The Nobel Prize in Medicine was awarded on Monday to Hungarian Katalin Kariko and American Drew Weissman for their advances in messenger RNA vaccines, which are crucial in the fight against Covid-19.
• Also read: COVID, the return: What you need to know for this fall
The two researchers were “recognized for their discoveries regarding the modifications of nucleic acid bases that enabled the development of effective mRNA vaccines against Covid-19,” said the jury.

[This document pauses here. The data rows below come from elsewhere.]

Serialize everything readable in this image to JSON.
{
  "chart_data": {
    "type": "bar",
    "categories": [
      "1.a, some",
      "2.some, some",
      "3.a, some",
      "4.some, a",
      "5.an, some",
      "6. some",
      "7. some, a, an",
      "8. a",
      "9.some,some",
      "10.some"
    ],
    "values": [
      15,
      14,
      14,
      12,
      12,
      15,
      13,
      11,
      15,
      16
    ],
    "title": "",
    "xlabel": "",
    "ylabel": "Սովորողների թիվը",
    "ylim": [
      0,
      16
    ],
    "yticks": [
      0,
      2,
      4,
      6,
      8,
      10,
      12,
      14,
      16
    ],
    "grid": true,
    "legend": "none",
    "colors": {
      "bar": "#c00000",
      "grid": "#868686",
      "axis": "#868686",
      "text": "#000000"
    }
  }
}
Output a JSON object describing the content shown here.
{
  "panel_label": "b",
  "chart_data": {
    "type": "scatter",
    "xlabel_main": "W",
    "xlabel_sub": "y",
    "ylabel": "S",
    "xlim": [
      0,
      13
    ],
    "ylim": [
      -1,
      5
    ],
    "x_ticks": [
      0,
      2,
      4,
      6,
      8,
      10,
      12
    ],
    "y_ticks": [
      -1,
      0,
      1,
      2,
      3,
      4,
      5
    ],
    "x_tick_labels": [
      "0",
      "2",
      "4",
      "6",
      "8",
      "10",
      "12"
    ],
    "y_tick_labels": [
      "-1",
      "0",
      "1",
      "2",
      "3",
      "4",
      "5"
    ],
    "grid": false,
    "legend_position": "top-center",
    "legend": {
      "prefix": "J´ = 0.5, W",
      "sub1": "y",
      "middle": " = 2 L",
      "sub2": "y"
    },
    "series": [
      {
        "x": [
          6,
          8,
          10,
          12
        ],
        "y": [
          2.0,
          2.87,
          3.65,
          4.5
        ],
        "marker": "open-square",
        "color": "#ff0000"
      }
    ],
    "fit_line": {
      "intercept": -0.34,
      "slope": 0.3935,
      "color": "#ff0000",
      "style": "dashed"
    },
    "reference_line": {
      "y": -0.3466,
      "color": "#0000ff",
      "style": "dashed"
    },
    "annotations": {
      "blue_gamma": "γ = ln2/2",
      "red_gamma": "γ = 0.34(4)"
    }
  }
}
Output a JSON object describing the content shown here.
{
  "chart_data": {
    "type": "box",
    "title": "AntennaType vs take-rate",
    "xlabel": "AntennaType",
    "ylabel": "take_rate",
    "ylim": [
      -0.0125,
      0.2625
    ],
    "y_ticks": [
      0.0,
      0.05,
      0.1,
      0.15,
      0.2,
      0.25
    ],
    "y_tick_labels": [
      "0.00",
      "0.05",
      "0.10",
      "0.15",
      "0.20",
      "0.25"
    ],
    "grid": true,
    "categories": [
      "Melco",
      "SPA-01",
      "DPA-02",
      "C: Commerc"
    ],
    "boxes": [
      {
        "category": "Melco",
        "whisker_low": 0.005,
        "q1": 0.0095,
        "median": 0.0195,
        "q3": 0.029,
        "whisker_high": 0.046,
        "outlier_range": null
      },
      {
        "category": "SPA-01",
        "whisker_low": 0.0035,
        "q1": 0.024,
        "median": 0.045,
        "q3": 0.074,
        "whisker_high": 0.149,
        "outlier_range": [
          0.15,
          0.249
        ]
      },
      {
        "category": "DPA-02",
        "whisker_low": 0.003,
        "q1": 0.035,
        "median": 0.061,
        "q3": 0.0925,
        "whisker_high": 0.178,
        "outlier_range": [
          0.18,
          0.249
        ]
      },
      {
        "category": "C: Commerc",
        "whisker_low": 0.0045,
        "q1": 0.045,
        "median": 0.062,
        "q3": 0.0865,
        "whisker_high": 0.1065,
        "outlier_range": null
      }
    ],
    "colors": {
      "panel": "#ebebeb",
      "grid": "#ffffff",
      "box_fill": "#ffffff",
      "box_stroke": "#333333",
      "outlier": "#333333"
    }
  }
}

“The winners have contributed at an unprecedented pace to the development of vaccines in response to one of the greatest threats to human health in modern times,” he added.
Last year, the Nobel Prize in Medicine was awarded to the pioneer of paleogenomics, Swede Svante Pääbo, for completely sequencing the Neanderthal genome and founding the discipline, which explores DNA from the depths of history to shed light on modern humans throw genes.
The prize is endowed with eleven million crowns (920,000 euros), the highest nominal value (in Swedish currency) in the more than hundred-year history of the Nobel Prize. The Nobel Foundation announced in mid-September that it had increased the amount of this endowment due to its improved financial situation.
The Nobel season continues in Stockholm on Tuesday with physics, then chemistry on Wednesday, before the much-anticipated literary prizes on Thursday and the Peace Prize, the only prize given in Oslo, on Friday. The latest Economy Prize concludes the year next Monday.